Filing Chapter 7 Bankruptcy allows the debtor to discharge most of their debts and gives the debtor a "fresh start". Reaffirmation of the debt allows the debtor to keep paying the debt, which would generally have been dischargeable through the Chapter 7 Bankruptcy process, by liquidating the asset and keeping the collateral or the asset (car, motor home, boat or airplane).

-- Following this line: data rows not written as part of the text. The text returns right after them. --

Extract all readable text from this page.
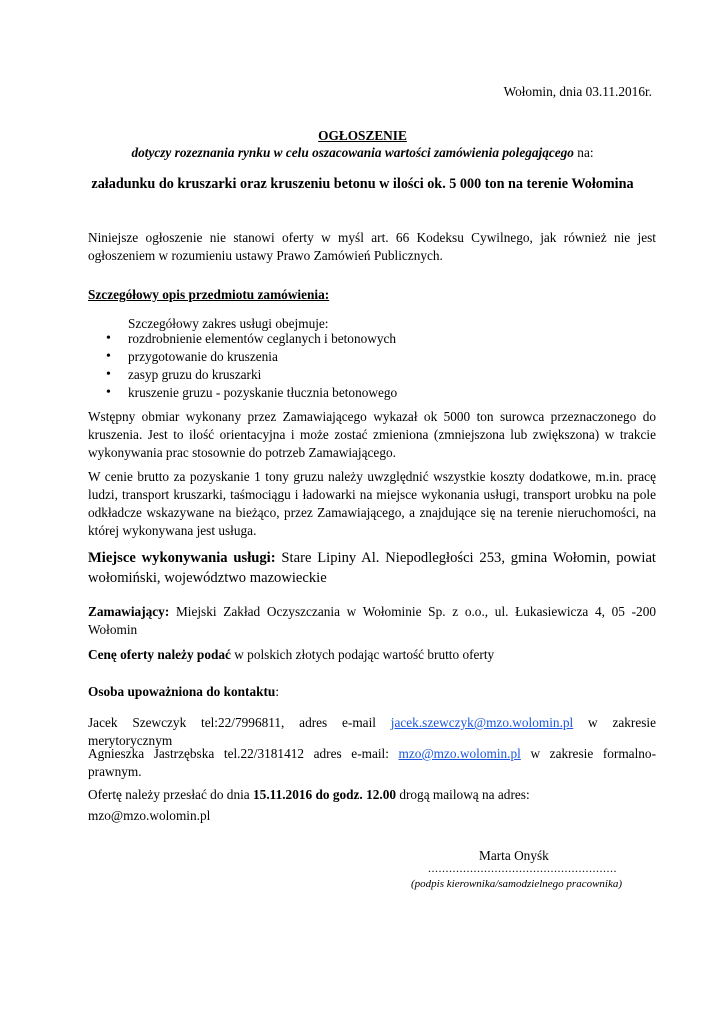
Wołomin, dnia 03.11.2016r.
OGŁOSZENIE
dotyczy rozeznania rynku w celu oszacowania wartości zamówienia polegającego na:
załadunku do kruszarki oraz kruszeniu betonu w ilości ok. 5 000 ton na terenie Wołomina
Niniejsze ogłoszenie nie stanowi oferty w myśl art. 66 Kodeksu Cywilnego, jak również nie jest ogłoszeniem w rozumieniu ustawy Prawo Zamówień Publicznych.
Szczegółowy opis przedmiotu zamówienia:
Szczegółowy zakres usługi obejmuje:
• rozdrobnienie elementów ceglanych i betonowych
• przygotowanie do kruszenia
• zasyp gruzu do kruszarki
• kruszenie gruzu - pozyskanie tłucznia betonowego
Wstępny obmiar wykonany przez Zamawiającego wykazał ok 5000 ton surowca przeznaczonego do kruszenia. Jest to ilość orientacyjna i może zostać zmieniona (zmniejszona lub zwiększona) w trakcie wykonywania prac stosownie do potrzeb Zamawiającego.
W cenie brutto za pozyskanie 1 tony gruzu należy uwzględnić wszystkie koszty dodatkowe, m.in. pracę ludzi, transport kruszarki, taśmociągu i ładowarki na miejsce wykonania usługi, transport urobku na pole odkładcze wskazywane na bieżąco, przez Zamawiającego, a znajdujące się na terenie nieruchomości, na której wykonywana jest usługa.
Miejsce wykonywania usługi: Stare Lipiny Al. Niepodległości 253, gmina Wołomin, powiat wołomiński, województwo mazowieckie
Zamawiający: Miejski Zakład Oczyszczania w Wołominie Sp. z o.o., ul. Łukasiewicza 4, 05 -200 Wołomin
Cenę oferty należy podać w polskich złotych podając wartość brutto oferty
Osoba upoważniona do kontaktu:
Jacek Szewczyk tel:22/7996811, adres e-mail jacek.szewczyk@mzo.wolomin.pl w zakresie merytorycznym
Agnieszka Jastrzębska tel.22/3181412 adres e-mail: mzo@mzo.wolomin.pl w zakresie formalno-prawnym.
Ofertę należy przesłać do dnia 15.11.2016 do godz. 12.00 drogą mailową na adres:
mzo@mzo.wolomin.pl
Marta Onyśk
......................................................
(podpis kierownika/samodzielnego pracownika)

The Bankruptcy Reform Act of 2005 allows a debtor who is filing for Chapter 7 Bankruptcy to complete a reaffirmation agreement before a Chapter 7 bankruptcy discharge is completed or the disclosure statements are received from the debtor's creditors. The Bankruptcy Court must approve all reaffirmation agreements and the debtor may cancel the reaffirmation agreement within 60 days of the signing. Reaffirmation agreements may not be allowed by the Bankruptcy Court if the court determines the debtor would be unable to meet the terms of the new debt payment agreement. Most bankruptcy lawyers argue a reaffirmation agreement should not be signed by the debtor unless the debtor is able to develop more favorable debt repayment options.
If there are assets you would like to retain, it is important to talk to a bankruptcy lawyer. Under certain conditions you may be able to avoid signing a reaffirmation agreement and repay debt on a voluntary basis. All reaffirmation agreements must be signed and completed within 45 days from the date of the Creditor's Meeting.